After 1713, when Antonio’s first opera, Ottone in villa, was produced in the mainland city of Vicenza, it was his operatic commitments that governed his movements. He might have to ‘up sticks’ two or three times in a year: once for a carnival season in a city centre, and again for a spring or summer opera in a provincial centre. Vivaldi died, as he so often lived, in transit. Arriving in Vienna in 1740 to take command at the Kärntnertor theatre, he was prevented from giving his opera L’oracolo in Messenia there in the following season on account of the public mourning and closure of all theatres decreed after the death of Emperor Charles VI. Perhaps this setback brought on his death in July 1741.
Vivaldi was ill-reconciled to his chronic illness, and it seems his wanderlust was – quite literally – a displacement activity to compensate for the frustrations of his limited mobility in daily life. In fact, one can argue that Vivaldi had a general preoccupation with mobility that left a distinct mark on his activities as violinist and composer. Every demonstration of mobility was, as it were, one in the eye for his disability. Feeble though his legs and body may have been, Vivaldi’s fingers leaped up and down the violin’s fingerboard further and more rapidly than any of his contemporaries could manage. Even his musical handwriting conveys the impression of abnormal speed and fluency.
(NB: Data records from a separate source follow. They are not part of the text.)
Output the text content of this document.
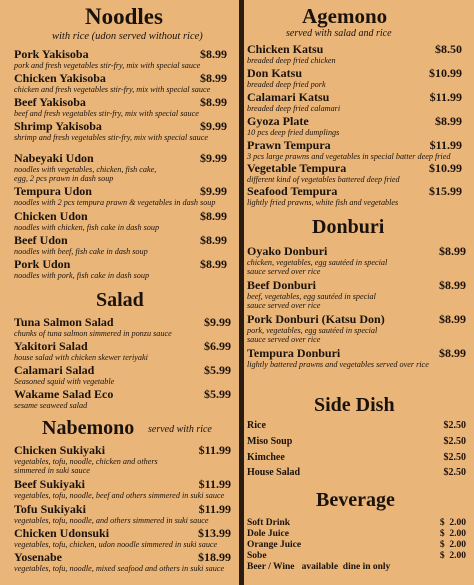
Noodles
with rice (udon served without rice)
Pork Yakisoba	$8.99
pork and fresh vegetables stir-fry, mix with special sauce
Chicken Yakisoba	$8.99
chicken and fresh vegetables stir-fry, mix with special sauce
Beef Yakisoba	$8.99
beef and fresh vegetables stir-fry, mix with special sauce
Shrimp Yakisoba	$9.99
shrimp and fresh vegetables stir-fry, mix with special sauce
Nabeyaki Udon	$9.99
noodles with vegetables, chicken, fish cake,
egg, 2 pcs prawn in dash soup
Tempura Udon	$9.99
noodles with 2 pcs tempura prawn & vegetables in dash soup
Chicken Udon	$8.99
noodles with chicken, fish cake in dash soup
Beef Udon	$8.99
noodles with beef, fish cake in dash soup
Pork Udon	$8.99
noodles with pork, fish cake in dash soup
Salad
Tuna Salmon Salad	$9.99
chunks of tuna salmon simmered in ponzu sauce
Yakitori Salad	$6.99
house salad with chicken skewer teriyaki
Calamari Salad	$5.99
Seasoned squid with vegetable
Wakame Salad Eco	$5.99
sesame seaweed salad
Nabemono served with rice
Chicken Sukiyaki	$11.99
vegetables, tofu, noodle, chicken and others
simmered in suki sauce
Beef Sukiyaki	$11.99
vegetables, tofu, noodle, beef and others simmered in suki sauce
Tofu Sukiyaki	$11.99
vegetables, tofu, noodle, and others simmered in suki sauce
Chicken Udonsuki	$13.99
vegetables, tofu, chicken, udon noodle simmered in suki sauce
Yosenabe	$18.99
vegetables, tofu, noodle, mixed seafood and others in suki sauce
Agemono
served with salad and rice
Chicken Katsu	$8.50
breaded deep fried chicken
Don Katsu	$10.99
breaded deep fried pork
Calamari Katsu	$11.99
breaded deep fried calamari
Gyoza Plate	$8.99
10 pcs deep fried dumplings
Prawn Tempura	$11.99
3 pcs large prawns and vegetables in special batter deep fried
Vegetable Tempura	$10.99
different kind of vegetables battered deep fried
Seafood Tempura	$15.99
lightly fried prawns, white fish and vegetables
Donburi
Oyako Donburi	$8.99
chicken, vegetables, egg sautéed in special
sauce served over rice
Beef Donburi	$8.99
beef, vegetables, egg sautéed in special
sauce served over rice
Pork Donburi (Katsu Don)	$8.99
pork, vegetables, egg sautéed in special
sauce served over rice
Tempura Donburi	$8.99
lightly battered prawns and vegetables served over rice
Side Dish
Rice	$2.50
Miso Soup	$2.50
Kimchee	$2.50
House Salad	$2.50
Beverage
Soft Drink	$  2.00
Dole Juice	$  2.00
Orange Juice	$  2.00
Sobe	$  2.00
Beer / Wine   available  dine in only
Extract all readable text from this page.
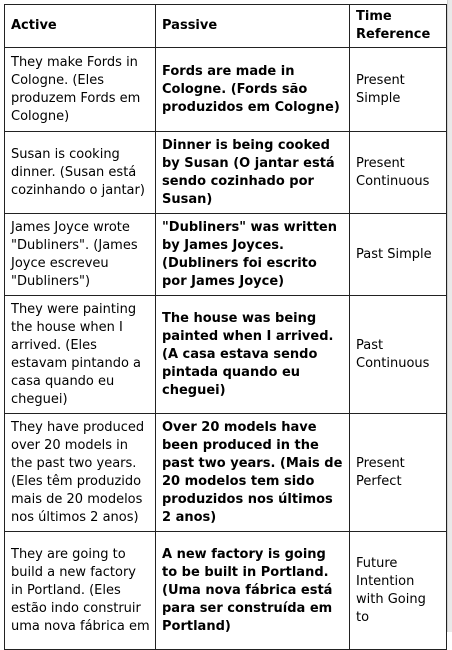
Active	Passive	Time Reference
They make Fords in Cologne. (Eles produzem Fords em Cologne)	Fords are made in Cologne. (Fords são produzidos em Cologne)	Present Simple
Susan is cooking dinner. (Susan está cozinhando o jantar)	Dinner is being cooked by Susan (O jantar está sendo cozinhado por Susan)	Present Continuous
James Joyce wrote "Dubliners". (James Joyce escreveu "Dubliners")	"Dubliners" was written by James Joyces. (Dubliners foi escrito por James Joyce)	Past Simple
They were painting the house when I arrived. (Eles estavam pintando a casa quando eu cheguei)	The house was being painted when I arrived. (A casa estava sendo pintada quando eu cheguei)	Past Continuous
They have produced over 20 models in the past two years. (Eles têm produzido mais de 20 modelos nos últimos 2 anos)	Over 20 models have been produced in the past two years. (Mais de 20 modelos tem sido produzidos nos últimos 2 anos)	Present Perfect
They are going to build a new factory in Portland. (Eles estão indo construir uma nova fábrica em	A new factory is going to be built in Portland. (Uma nova fábrica está para ser construída em Portland)	Future Intention with Going to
But it was as a composer that Vivaldi gave vent to his obsession with mobility most forcefully. The very layout of his scores expresses vigorous movement. Voices and instruments operate within unusually wide compasses, darting up and down, criss-crossing and causing the texture to transform itself constantly. Instead of bunching his parts close together, Vivaldi likes to spread them wide open and thereby create extra room for manoeuvre. In his melodic and accompanimental lines alike, wide intervals – typically, compound intervals (those more than an octave) – are privileged, such as the hiccupping ninths at the start of his Concerto funebre, RV 579.
We will understand Vivaldi better if we remember that he was a lifelong invalid who refused a sedentary existence, whether physical or psychical. His ambition, his brazen self-confidence, his self-pity whenever his plans went awry, his suspicion of all but the favoured few, his resistance to collaborating with other musicians, his money-mania: all stemmed from a repressed insecurity born of a bodily ailment. Every new composition, every successful operatic production, every demonstration of violinistic pyrotechnics was for him a token of his triumph over the odds.